— Alors, nous irons à cheval, Prophète, dit-il d’un ton acide.
Par la Lumière, Rand voulait que cette entrevue reste secrète jusqu’à l’arrivée de Masema ! Comment serait-ce possible s’ils allaient jusqu’à Cairhien à cheval ?
— Mais sans délai. Le Seigneur Dragon est très impatient de vous voir.
— Moi aussi je suis très impatient de parler avec le Seigneur Dragon, que son nom soit béni par la Lumière.
Il eut un bref coup d’œil vers les Aes Sedai, qu’il tenta de dissimuler en souriant à Perrin. Mais son odeur était… sinistre.

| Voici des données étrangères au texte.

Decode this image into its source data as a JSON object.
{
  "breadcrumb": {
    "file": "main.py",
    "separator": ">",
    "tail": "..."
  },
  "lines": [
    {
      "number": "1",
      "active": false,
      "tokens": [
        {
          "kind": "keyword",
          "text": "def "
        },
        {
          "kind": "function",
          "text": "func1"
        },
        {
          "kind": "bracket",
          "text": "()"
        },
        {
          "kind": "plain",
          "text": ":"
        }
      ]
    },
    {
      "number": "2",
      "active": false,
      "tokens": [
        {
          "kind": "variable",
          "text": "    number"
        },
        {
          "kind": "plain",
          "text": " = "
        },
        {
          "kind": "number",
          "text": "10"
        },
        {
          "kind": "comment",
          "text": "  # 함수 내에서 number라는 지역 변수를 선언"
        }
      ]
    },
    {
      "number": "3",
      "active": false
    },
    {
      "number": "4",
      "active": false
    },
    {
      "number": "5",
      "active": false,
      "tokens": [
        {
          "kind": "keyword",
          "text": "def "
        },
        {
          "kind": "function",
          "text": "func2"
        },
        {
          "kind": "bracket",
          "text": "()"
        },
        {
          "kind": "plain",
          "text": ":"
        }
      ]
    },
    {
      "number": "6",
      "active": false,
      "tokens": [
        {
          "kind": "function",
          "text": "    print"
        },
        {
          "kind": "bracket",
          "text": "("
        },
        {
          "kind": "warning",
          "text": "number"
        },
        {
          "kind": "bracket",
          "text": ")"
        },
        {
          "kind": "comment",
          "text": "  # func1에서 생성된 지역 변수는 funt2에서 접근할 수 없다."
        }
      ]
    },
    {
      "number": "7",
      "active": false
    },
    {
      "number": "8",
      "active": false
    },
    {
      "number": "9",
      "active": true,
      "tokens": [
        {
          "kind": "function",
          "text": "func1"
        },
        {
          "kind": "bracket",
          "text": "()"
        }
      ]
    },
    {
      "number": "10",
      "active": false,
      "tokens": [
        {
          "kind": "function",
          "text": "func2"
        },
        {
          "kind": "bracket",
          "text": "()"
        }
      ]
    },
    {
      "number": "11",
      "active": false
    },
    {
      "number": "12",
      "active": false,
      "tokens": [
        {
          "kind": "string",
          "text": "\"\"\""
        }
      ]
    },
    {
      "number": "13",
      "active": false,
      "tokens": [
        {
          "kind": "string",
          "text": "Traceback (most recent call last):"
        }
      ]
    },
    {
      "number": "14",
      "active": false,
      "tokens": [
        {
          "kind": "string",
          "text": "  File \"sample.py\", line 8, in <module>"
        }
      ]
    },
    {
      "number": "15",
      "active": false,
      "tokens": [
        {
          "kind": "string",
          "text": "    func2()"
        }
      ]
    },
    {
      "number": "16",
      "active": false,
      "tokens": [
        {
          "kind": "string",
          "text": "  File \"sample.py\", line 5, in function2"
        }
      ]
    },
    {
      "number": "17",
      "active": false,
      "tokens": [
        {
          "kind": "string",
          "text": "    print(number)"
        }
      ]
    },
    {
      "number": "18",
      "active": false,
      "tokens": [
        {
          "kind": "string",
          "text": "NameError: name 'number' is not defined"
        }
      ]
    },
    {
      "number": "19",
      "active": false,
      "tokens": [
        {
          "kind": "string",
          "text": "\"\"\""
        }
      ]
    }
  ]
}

— Vraiment très impatient.
— Ma Dame voudrait-elle que je demande à l’un des soigneurs de lui amener un faucon ? demanda Maighdin.
L’un des quatre fauconniers d’Alliandre, tout aussi maigres que leurs oiseaux, transféra un jeune mâle au chaperon emplumé de son perchoir devant sa selle sur son poignet gainé de cuir et le lui tendit. Le faucon aux pointes des ailes bleues se percha sur le poignet gainé de cuir vert d’Alliandre. Cet oiseau lui était réservé. Alliandre connaissait sa place en tant que vassale, et Faile comprenait qu’elle ne veuille pas renoncer à son oiseau favori.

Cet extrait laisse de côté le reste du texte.